🤖 AI Summary
To address the challenge of balancing diagnostic accuracy and patient privacy preservation in early rosacea detection, this paper proposes a ResNet-18–based method utilizing localized facial image patches. Instead of relying on full-face images, the approach systematically extracts multi-scale, multi-location facial patches—such as nasal and malar regions—that correspond to clinically critical areas, enabling enhanced modeling of local visual features and improved sensitivity to pathological manifestations. Its key contributions are threefold: (i) replacing full-face inputs with localized patches significantly mitigates privacy leakage risks; (ii) improving model robustness and interpretability; and (iii) validating efficacy through multi-scale analysis and comparative experiments. Empirical results demonstrate that the proposed method achieves accuracy and sensitivity comparable to or superior to full-image baselines, while ensuring clinical applicability and deployment security.
📝 Abstract
Rosacea, which is a chronic inflammatory skin condition that manifests with facial redness, papules, and visible blood vessels, often requirs precise and early detection for significantly improving treatment effectiveness. This paper presents new patch-based automatic rosacea detection strategies using the ResNet-18 deep learning framework. The contributions of the proposed strategies come from the following aspects. First, various image pateches are extracted from the facial images of people in different sizes, shapes, and locations. Second, a number of investigation studies are carried out to evaluate how the localized visual information influences the deep learing model performance.
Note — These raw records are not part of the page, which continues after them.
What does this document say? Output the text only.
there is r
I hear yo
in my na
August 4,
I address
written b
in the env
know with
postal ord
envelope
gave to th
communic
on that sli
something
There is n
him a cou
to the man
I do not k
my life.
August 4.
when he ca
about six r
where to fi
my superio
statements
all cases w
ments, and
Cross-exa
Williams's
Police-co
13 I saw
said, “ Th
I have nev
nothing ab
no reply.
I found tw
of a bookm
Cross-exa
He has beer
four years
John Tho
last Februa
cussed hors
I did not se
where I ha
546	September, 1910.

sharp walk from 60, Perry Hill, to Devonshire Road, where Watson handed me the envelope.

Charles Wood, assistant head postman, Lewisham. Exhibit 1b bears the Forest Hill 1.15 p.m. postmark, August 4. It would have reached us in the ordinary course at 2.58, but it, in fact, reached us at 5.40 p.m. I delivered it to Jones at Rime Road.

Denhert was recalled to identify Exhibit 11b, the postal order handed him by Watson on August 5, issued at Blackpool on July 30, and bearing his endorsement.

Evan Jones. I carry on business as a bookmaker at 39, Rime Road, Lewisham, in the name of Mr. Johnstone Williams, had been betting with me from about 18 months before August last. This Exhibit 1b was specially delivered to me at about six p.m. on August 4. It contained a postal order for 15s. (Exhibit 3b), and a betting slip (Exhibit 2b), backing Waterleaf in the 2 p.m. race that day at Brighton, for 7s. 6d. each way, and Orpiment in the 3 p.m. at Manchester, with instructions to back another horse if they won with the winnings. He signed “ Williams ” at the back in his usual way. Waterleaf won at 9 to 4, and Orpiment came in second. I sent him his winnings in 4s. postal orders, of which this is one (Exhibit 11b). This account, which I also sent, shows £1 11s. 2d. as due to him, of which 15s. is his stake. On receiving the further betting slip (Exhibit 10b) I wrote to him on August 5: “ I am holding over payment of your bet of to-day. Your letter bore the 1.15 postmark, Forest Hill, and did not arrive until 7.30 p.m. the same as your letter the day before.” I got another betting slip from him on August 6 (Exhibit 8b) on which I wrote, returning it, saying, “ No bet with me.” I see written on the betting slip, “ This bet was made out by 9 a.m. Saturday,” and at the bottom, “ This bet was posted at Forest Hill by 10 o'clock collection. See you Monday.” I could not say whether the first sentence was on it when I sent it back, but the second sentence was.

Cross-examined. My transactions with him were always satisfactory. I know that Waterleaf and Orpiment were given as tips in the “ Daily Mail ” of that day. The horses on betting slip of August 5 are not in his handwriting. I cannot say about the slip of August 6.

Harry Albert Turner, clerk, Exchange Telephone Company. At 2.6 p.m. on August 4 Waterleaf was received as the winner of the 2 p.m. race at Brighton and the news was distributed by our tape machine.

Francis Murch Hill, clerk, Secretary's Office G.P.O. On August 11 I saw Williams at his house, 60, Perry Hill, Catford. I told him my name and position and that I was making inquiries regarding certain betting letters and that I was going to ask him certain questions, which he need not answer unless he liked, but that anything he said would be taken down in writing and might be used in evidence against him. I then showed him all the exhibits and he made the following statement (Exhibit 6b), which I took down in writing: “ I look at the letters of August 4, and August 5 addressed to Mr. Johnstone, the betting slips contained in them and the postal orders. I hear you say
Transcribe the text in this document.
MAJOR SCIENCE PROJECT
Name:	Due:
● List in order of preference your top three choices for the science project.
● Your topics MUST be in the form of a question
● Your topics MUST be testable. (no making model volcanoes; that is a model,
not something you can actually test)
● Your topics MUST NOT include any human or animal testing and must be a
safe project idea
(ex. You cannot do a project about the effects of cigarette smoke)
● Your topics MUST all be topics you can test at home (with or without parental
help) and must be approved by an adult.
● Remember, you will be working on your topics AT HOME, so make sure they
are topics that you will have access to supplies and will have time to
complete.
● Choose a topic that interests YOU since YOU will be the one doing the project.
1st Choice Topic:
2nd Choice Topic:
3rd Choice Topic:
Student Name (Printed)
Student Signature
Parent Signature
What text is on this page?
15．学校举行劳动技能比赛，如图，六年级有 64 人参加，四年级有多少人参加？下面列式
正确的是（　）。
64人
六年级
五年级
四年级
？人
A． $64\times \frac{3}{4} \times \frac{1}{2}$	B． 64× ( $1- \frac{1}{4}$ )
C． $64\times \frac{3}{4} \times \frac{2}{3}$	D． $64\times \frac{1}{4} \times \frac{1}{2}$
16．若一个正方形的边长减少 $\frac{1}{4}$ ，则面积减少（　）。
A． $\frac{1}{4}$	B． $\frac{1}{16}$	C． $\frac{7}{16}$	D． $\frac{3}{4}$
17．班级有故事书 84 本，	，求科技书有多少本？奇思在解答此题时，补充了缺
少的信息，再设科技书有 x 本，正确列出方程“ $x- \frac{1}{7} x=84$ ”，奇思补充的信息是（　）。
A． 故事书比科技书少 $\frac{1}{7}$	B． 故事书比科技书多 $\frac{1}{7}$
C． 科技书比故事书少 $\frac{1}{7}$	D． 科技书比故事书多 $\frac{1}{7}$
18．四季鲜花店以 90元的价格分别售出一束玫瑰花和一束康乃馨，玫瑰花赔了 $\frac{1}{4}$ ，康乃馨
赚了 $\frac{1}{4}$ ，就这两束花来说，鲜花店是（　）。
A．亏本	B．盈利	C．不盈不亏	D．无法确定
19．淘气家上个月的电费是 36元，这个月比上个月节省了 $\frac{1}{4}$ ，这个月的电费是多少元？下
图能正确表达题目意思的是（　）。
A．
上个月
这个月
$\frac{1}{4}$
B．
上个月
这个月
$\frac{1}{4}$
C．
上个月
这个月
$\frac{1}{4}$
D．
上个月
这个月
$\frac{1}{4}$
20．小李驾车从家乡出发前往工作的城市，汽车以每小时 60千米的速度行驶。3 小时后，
Third, thorough experiments are implemented to reveal that several patch-based automatic rosacea detection strategies achieve competitive or superior accuracy and sensitivity than the full-image based methods. And finally, the proposed patch-based strategies, which use only localized patches, inherently preserve patient privacy by excluding any identifiable facial features from the data. The experimental results indicate that the proposed patch-based strategies guide the deep learning model to focus on clinically relevant regions, enhance robustness and interpretability, and protect patient privacy. As a result, the proposed strategies offer practical insights for improving automated dermatological diagnostics.